No sé cuánto tiempo pasó o qué hizo, al despertarme estaba todo ya oscuro. Me despertaron sus dedos viajando por mi cadera, usmeando hacia las costillas. Su respiración era tranquila y muy cercana a mi oído. Yacía mi cuerpo de costado, con su pecho tibio a mi espalda. Respiré hondo y tomé su cuello con la mano, como tanto me gusta hacerlo. Quise besarlo y encontré su boca húmeda y pausada. Me acariciaba lentamente el costado, viajaba por todo mi cuerpo, se detenía donde le placía. Tomó mi mano con fuerza y la acercó a su sexo. Estaba tenso y solícito. Lo acaricié con gusto, largo rato, disfrutando su tensión. Giré para estar frente a frente, los dos descansábamos la cabeza en la almohada. Seguimos en la oscuridad, tranquilos, disfrutando, respirando, solicitando, otorgando. Mi cuerpo se humedecía gradualmente, a fuego lento. Me quitó el camisón y seguimos.

No sé cómo se daba cuenta que era el momento ideal para montarme. No lo hacía ni antes ni después de lo deseado, había quizá algo en mi respiración que se lo indicaba, o el olor de mi cuerpo, o mis caricias cada vez más profundas. Se encaramaba suavemente sobre mí, como si abordara un objeto precioso. Separaba mis piernas con delicadeza. Se tomaba de mis hombros y empujaba, cuidadoso. Era una sensación muy grata. Su garganta quedaba al alcance perfecto de mi lengua. Podía lamerlo y tirar de su cabello. Su espalda se extendía sobre mí como manto perfecto. Entraba en mí con cuidado y respiraba. Siempre le sentí muy contento, algo de él denotaba celebración en el instante. Se humedeció de mí y se columpió suavemente unos minutos. Pronto se incorporó en cuclillas y miré su torso levantarse en escuadra del mío, penetrándome. Acarició mi torso y me miró largo rato a los ojos. Sus pupilas brillaban entre los plateados cabellos.

Estuvimos así cierto lapso. Me incorporé con cuidado, tomándolo de la cadera y separándolo de mi cuerpo. Me puse de pie y lo tomé de la mano, caminé hasta el baño y me recargué en el lavabo. Me miraba expectante. Había una luz muy tenue de las jardineras de afuera, podía ver su silueta y ligeras facciones en su rostro. Se acomodó tomado de mis caderas y entró con fuerza. Empezaba a columpiarse con más dinamismo y me empujaba. Debía sostenerme con firmeza del lavabo. Podía mirarlo en el espejo, con el rostro hacia abajo, oliéndome, mirándome. Interrumpía de vez en cuando el ritmo y me hablaba. Sentía sus dedos prendados de mi piel, apretando. Preciosa, ¿estás bien?, me decía. Musitaba palabritas cariñosas en silencio. Y a mis gemidos respondía con tiernas afirmaciones de labios sellados. Mhm. Mhm. Mhm. Ah, ¡cómo me gustaba!

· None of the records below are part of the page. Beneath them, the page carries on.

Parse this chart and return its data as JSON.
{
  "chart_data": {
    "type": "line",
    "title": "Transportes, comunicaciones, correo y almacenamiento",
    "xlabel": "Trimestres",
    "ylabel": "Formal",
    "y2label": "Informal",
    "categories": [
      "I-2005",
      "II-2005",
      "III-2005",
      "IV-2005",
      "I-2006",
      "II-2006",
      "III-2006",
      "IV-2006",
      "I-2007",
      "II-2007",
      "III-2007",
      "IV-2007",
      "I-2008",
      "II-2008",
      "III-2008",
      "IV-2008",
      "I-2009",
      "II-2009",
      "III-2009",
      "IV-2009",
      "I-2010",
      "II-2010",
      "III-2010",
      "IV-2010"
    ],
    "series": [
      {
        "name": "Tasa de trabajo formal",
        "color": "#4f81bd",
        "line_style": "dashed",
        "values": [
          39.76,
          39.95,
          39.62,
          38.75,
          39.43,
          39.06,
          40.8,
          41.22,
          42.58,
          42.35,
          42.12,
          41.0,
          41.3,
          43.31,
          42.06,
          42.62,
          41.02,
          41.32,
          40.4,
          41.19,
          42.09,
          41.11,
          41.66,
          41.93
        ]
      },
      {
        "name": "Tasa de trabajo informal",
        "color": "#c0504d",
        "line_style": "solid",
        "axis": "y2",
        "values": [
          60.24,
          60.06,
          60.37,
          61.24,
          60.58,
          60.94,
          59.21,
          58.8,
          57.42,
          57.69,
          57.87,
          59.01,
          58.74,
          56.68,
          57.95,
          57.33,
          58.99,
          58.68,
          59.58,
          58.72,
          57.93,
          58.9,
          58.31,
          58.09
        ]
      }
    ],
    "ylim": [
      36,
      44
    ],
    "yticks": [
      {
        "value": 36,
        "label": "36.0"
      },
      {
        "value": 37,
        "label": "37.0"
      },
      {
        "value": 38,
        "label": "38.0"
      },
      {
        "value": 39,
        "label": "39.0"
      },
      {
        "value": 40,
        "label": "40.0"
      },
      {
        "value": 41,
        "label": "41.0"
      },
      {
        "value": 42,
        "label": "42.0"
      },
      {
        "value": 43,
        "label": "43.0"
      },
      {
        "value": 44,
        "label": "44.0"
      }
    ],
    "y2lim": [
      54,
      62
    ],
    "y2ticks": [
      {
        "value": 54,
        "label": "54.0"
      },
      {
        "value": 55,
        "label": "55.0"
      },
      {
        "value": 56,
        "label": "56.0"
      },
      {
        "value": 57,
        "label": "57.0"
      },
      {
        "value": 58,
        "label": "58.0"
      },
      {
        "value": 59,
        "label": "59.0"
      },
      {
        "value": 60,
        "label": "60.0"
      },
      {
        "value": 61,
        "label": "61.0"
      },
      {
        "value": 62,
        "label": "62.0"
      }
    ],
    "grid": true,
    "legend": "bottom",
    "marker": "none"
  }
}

Salió lentamente de mí y me llamó, ven, dijo. Me dio la mano y regresamos a la cama. Se tendió boca arriba y me jaló del brazo, indicándome que lo montara. Así lo hice, acomodándome en él con facilidad. Estaba muy húmeda. Lo besé mientras me mecía lentamente. Tomado de mi trasero, arqueaba el cuello y resoplaba. Disfruté estar encima suyo, para mirarlo y besar su cuello, sus hermosos hombros, tomarme de su cabello y olerlo. Poco a poco fui acelerando el ritmo. Mecí la cadera con rapidez, él me ayudaba con la velocidad que prefería, yo encuclillé una pierna y me tomé de su nuca. Sigue, me indicaba, y me detenía con un no te muevas lánguido. Próxima a terminar, sentí la presencia tan agradable de su cuerpo, de la oscuridad, del mar rugiendo a la luna, de la sal, de la arena. Escuché sus pulmones vaciarse con los ruidos característicos que emitía al terminar. Me tomé con fuerza de su torso mientras se sacudía.

Al regresar del baño, ya dormía, quieto y plácido. Entré en las sábanas y lo abracé sin fuerza. Me acarició suavemente, amoroso. Dormimos sin sueños, muchas horas. Al despertar, el sol ya brillaba bien alto. Era un nuevo día.